Les métiers de la couture étant à 95% féminins, les réponses seront donc tournées en ce sens. Nous n’oublions évidemment pas nos confrères costumiers, intermittents, artisans, créateurs, couturiers, tailleurs.
Cet élan de solidarité a commencé par le bouche à oreille en ayant nous-même des personnes de nos familles ou ami·e·s soignant·e·s sur le front. L’idée de départ était de les « dépanner », de les aider. Logique puisque nous avions toutes plus ou moins un petit stock, les outils, les machines mais aussi le savoir-faireLes SOS se sont multipliés et nous avons commencé à appeler à la mobilisation sur nos réseaux sociaux. Jamais nous n’avions pensé que la demande serait de cette ampleur.
Les demandes de plus grandes quantités et surtout des non-soignants, sont arrivées par la suite. Tout cela est rythmé par les annonces de l’État : à chaque discours son lot de demandes de plus en plus diversifiées. Mais au 29 avril, nous avons malheureusement ENCORE des demandes de soignants…(...)
Nous risquons de continuer à travailler gratuitement, sans aucun contrôle ni encadrement pour les couturier·e·s ; le droit du travail est mis à mal : on nous demande de travailler de nombreuses heures, sans aucune rémunération, sans protection sociale car sans employeur, et par conséquent sans aucun droit.
Le risque c’est l’abus. L’abus de cette générosité qu’on n’a pas à payer.
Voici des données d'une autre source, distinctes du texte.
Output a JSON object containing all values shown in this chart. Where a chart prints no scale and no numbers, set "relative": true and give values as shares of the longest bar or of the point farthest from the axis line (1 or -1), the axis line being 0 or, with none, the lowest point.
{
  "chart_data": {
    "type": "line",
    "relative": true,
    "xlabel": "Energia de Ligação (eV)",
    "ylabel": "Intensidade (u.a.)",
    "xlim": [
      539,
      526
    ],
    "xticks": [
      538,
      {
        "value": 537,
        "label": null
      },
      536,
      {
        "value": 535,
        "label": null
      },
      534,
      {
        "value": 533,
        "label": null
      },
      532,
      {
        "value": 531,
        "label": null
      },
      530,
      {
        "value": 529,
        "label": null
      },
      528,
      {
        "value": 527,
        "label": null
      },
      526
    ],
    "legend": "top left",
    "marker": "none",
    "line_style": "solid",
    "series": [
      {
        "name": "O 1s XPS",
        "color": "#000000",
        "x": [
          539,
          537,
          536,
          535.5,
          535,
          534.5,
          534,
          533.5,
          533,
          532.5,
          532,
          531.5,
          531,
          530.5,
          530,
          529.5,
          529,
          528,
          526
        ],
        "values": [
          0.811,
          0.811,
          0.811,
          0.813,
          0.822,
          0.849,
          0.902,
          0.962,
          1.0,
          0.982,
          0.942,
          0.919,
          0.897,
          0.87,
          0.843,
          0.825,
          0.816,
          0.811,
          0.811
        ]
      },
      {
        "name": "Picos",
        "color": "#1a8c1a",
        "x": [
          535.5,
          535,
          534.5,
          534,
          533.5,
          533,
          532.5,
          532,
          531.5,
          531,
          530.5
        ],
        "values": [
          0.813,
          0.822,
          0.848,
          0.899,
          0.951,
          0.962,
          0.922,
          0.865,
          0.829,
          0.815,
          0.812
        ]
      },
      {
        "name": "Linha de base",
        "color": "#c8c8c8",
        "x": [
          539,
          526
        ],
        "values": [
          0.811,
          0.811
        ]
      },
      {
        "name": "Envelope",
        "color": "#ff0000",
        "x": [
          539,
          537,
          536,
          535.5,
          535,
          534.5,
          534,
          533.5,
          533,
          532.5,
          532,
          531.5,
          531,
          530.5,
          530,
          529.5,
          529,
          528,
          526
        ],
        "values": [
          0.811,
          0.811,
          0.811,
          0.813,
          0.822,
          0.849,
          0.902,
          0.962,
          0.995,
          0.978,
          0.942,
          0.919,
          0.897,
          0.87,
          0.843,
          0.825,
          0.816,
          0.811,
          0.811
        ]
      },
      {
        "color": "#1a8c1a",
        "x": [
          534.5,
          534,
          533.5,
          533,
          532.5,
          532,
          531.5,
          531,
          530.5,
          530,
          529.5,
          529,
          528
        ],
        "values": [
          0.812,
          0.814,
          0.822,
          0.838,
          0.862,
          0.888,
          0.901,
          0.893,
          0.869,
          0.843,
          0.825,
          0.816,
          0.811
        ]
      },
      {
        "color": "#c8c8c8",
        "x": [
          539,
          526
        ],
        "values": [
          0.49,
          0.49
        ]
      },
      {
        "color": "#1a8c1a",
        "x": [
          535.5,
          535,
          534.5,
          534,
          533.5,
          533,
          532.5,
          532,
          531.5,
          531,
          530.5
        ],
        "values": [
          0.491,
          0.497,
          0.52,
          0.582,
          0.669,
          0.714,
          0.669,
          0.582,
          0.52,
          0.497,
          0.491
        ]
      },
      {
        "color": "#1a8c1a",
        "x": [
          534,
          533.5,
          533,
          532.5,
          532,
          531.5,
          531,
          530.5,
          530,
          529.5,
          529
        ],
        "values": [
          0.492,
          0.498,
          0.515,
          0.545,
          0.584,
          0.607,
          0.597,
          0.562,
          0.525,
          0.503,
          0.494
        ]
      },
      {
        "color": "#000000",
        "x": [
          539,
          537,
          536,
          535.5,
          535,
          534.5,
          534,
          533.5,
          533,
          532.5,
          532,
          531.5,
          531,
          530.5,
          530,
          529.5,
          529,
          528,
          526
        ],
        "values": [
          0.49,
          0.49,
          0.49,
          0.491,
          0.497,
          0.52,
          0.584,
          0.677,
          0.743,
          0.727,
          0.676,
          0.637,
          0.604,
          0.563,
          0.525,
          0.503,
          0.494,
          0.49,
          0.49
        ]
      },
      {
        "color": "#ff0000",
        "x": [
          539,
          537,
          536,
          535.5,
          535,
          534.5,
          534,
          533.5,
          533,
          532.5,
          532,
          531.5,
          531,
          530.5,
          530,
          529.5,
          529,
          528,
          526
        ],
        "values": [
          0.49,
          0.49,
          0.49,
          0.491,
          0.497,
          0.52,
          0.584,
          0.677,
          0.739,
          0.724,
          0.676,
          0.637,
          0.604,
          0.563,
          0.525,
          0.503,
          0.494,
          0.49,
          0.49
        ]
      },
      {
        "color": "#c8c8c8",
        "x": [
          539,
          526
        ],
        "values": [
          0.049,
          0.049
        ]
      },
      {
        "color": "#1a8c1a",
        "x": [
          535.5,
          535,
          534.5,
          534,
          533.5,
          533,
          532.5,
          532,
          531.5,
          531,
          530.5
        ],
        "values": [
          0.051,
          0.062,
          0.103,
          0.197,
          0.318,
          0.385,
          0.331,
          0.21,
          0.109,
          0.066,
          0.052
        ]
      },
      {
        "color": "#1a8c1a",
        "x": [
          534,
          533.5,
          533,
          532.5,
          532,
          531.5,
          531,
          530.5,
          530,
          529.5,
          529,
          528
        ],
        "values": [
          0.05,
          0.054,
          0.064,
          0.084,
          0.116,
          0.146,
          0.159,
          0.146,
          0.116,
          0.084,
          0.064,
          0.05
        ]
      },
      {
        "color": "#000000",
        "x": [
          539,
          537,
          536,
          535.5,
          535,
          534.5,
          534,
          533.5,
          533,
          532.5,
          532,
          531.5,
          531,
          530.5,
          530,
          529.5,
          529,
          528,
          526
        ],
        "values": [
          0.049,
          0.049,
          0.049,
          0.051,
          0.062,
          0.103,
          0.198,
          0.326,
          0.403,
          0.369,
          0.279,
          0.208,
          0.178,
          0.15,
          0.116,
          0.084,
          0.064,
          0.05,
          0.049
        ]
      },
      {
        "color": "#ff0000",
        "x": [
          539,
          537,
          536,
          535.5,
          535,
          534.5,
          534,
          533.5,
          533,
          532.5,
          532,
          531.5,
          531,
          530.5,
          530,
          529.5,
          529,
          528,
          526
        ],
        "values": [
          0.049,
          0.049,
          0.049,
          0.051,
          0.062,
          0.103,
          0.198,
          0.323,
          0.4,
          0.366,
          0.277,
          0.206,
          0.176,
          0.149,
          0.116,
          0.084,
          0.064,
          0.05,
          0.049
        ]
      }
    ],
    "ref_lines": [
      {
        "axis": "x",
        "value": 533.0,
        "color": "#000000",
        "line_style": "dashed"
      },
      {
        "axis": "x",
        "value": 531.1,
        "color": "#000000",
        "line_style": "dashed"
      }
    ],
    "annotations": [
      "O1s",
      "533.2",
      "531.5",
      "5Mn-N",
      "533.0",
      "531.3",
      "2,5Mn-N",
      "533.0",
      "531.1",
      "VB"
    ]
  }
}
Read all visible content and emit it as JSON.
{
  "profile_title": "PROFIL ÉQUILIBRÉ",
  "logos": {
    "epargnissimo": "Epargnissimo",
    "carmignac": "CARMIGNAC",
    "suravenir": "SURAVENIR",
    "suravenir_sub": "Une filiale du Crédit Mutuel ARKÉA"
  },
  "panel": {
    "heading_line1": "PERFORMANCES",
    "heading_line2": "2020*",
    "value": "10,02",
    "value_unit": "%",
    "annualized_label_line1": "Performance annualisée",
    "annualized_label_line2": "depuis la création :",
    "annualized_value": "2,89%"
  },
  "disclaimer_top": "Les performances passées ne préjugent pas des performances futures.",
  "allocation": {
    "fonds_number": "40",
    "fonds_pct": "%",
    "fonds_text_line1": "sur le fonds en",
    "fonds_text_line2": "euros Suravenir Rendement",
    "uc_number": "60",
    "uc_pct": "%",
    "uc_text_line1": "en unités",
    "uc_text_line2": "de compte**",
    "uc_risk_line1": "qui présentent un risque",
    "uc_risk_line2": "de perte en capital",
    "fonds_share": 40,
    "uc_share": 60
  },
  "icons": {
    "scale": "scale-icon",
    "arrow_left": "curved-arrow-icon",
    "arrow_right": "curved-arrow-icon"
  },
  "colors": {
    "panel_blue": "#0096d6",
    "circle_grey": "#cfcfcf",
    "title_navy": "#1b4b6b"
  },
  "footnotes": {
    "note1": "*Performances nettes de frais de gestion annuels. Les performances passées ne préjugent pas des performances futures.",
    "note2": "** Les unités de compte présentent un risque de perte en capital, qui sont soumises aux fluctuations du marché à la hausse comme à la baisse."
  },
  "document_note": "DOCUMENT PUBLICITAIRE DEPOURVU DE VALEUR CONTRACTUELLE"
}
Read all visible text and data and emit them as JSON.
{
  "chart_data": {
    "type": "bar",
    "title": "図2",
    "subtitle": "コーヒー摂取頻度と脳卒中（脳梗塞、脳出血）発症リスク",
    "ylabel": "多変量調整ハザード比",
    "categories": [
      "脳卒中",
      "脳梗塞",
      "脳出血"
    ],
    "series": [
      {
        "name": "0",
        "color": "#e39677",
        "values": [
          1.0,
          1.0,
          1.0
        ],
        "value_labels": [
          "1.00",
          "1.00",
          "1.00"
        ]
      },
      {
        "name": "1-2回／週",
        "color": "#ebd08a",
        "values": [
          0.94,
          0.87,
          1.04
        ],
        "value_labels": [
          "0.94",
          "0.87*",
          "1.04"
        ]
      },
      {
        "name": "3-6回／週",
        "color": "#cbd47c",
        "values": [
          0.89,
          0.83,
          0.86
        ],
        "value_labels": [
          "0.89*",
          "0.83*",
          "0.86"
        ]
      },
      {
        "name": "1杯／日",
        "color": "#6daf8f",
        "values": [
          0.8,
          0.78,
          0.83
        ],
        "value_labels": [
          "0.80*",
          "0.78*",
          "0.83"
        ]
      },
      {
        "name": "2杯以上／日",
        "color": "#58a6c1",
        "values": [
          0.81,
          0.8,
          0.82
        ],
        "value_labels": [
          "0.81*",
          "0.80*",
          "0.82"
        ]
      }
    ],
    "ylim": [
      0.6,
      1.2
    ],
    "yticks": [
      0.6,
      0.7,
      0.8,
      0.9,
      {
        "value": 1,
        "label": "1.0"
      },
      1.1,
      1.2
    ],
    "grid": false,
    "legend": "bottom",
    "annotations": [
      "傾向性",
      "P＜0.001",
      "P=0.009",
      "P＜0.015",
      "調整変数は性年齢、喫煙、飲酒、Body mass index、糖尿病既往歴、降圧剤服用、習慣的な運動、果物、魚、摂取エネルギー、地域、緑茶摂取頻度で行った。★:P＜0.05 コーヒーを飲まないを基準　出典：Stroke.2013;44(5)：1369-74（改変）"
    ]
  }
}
Un moyen trop « facile » qu’on n’a pas besoin de rémunérer.(...)
Certaines couturières vendent leurs masques et se font littéralement traiter de « profiteuses », de « sans cœur » d’ « opportunistes ». Inversement, d’autres sont absolument remerciées et applaudies. (...)
Certaines sont des indépendantes qui ont un n° de siret et qui donc peuvent déclarer ce qu’elles ont vendu (et qui payent des charges dessus au passage). Mais les intermittentes, intérimaires, retraitées, salariées ne peuvent pas vendre, elles n’ont pas ce statut d’indépendantes. Aujourd’hui encore, certaines continuent à travailler bénévolement mettant de côté leur temps libre, leur famille et leur santé. (...)
Nous voulons être cadrées, nous voulons être organisées, nous voulons être rémunérées. Étant donné les annulations d’évènements culturels, festivals, spectacles, ballets, ce sont par exemple les costumières qui en seraient plus que ravies.
Pourquoi cela n’est-t-il pas déjà fait ? (...)
La couture était jusqu’aux années 60 enseignée à l’école aux fillettes pour devenir « la parfaite petite ménagère ». Notre métier est lié à l’évolution de l’émancipation des femmes.
MAIS notre métier n’est également pas considéré car il n’est pas structuré. (...)
Le plus dramatique dans l’histoire, c’est que c’est un réel savoir-faire : ce métier est complexe, il demande des projections en 3D, une dextérité et une précision des gestes, une patience inouïe. Un savoir-faire en général maitrisé en 10 années de pratique professionnelle (coupe, moulage, montage, gradation, etc.) après des formations pointues. Évidemment, couplé à cette connaissance technique, une couturière pense, réfléchit et se cultive : technologie textile, histoire de la mode et du costume, nouvelles tendances, culture théâtrale, littéraire, apprentissage d’une seconde langue, recherches historiques, documentation, etc.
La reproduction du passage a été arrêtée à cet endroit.